Let us take a brief fast-forward and look at the update equation for Value-Function under Value iteration: \begin{eqnarray} V_{k+1}(S_t) &=& V_k(S_t) + \alpha \left[ R_{t+1} + \gamma V_k(S_{t+1})-V_k(S_t) \right] \end{eqnarray} To draw some parallels -- $k$ corresponds to $N$, our $k^\mathrm{th}$ and $(k+1)^\mathrm{th}$ sample step of the game/survey. The estimator in this case is $V(S)$, but we are not estimating only one value -- such as average height of males of males in Pennsylvania -- but many different values -- such as height of males in $s=PA, NY, AL, CA$, etc. Because of the nature of the value function, we can always write our estimator as: \begin{eqnarray} V_k(S_t) &=& R_{t+1} + \gamma V_k(S_{t+1} \end{eqnarray} and so what we are truly doing between the square brackets above, is taking the empirical, newly observed value function and taking it's difference with our old estimation. (Ignore the discount factor $\gamma$ for now.


Stationarity and Non-Stationarity for Online Estimators

One very important point to note, in our example of estimating height from a population of people is that with the step weight: \begin{eqnarray} \alpha_N &=& \frac{1}{N} \end{eqnarray} We are making an implicit assumption that the distribution of male heights \textbf{do not change while we collect samples of data}. (i.e. that the distribution of heights is not changing over time).
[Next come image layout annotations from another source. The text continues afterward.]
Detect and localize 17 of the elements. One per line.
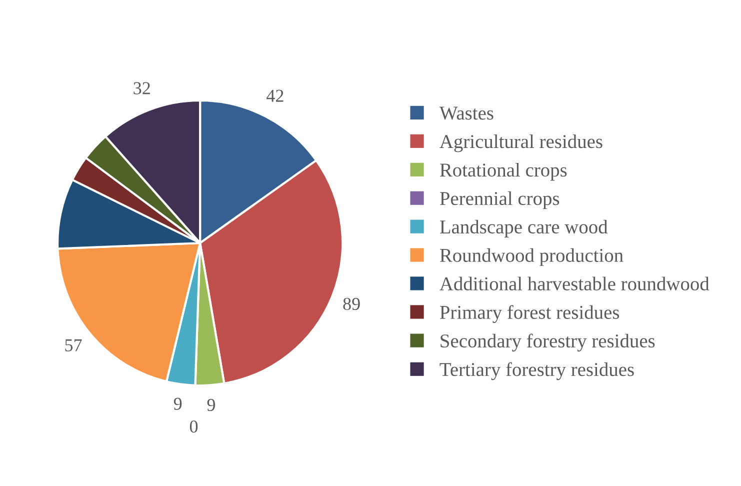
legend-label: Secondary forestry residues [440,334,655,352]
text: 0 [190,420,198,433]
data-label: 9 [174,398,182,410]
data-label: 57 [65,339,82,352]
data-label: 89 [343,298,360,310]
legend-label: Perennial crops [440,191,560,210]
legend-label: Rotational crops [440,162,567,181]
legend-label: Roundwood production [440,248,624,266]
legend-label: Agricultural residues [440,134,602,152]
legend-label: Tertiary forestry residues [440,362,634,380]
legend-label: Additional harvestable roundwood [440,276,710,290]
data-label: 9 [207,398,215,412]
legend-label: Wastes [439,106,494,120]
data-label: 42 [266,90,284,102]
data-label: 32 [134,82,150,94]
legend-label: Primary forest residues [440,305,620,323]
legend-label: Landscape care wood [440,220,608,238]
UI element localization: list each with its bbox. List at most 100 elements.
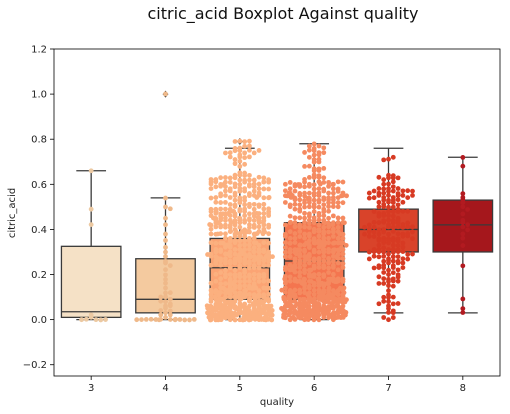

For many games this is not the case, and one way to allow an estimator to ``adapt'' over time is to set $\alpha$ to be some constant. One can think of $\alpha$ in units of one over time, or \begin{eqnarray} \alpha &=& \frac{1}{\tau} \end{eqnarray} Where $\tau$ is the expected number of timestamps/datapoints to make a \textbf{major} influence on the estimators conclusions/values. Our difference equation above actually ties in perfectly with an exponentially damped system: \begin{eqnarray} \Delta V(s,t) &=& \alpha \left(f(t) - V(s,t) \right)\\ \frac{\partial V(s)}{\partial t} &=& \alpha^\prime \left(f(t) - V(s,t) \right) \\ \left(\frac{\partial}{\partial t} + \alpha^\prime \right)V(s,t) &=& \alpha^\prime f(t) \end{eqnarray} This is the canonical example of an exponentially damped system with Green's function: \begin{eqnarray} G(s,t) &=& G(s)e^{-\alpha t} \end{eqnarray} driven by some forcing function $f(t)$, to which our solution will converge with expected time $1/\alpha^\prime =\tau$. So the larger our step size $\alpha$, the sooner we learn things and the sooner we can ``re-estimate'' a new system. The lower $\alpha$, the higher/longer $\tau$ and the longer our estimator adapts to a new system. Many reinforcement learning implementations use a ``step-down'' strategy for $\alpha$, starting very, very low -- long memory -- and then increasing slowly -- shorter memory -- for assured convergence to the global optimum. (Much like simulated annealing which parallels to statistical mechanical systems, where one fits a model by ``turning down the temperature'' slowly, causing a model to be chaotic/exploratory at first, and then eventually still/convergent).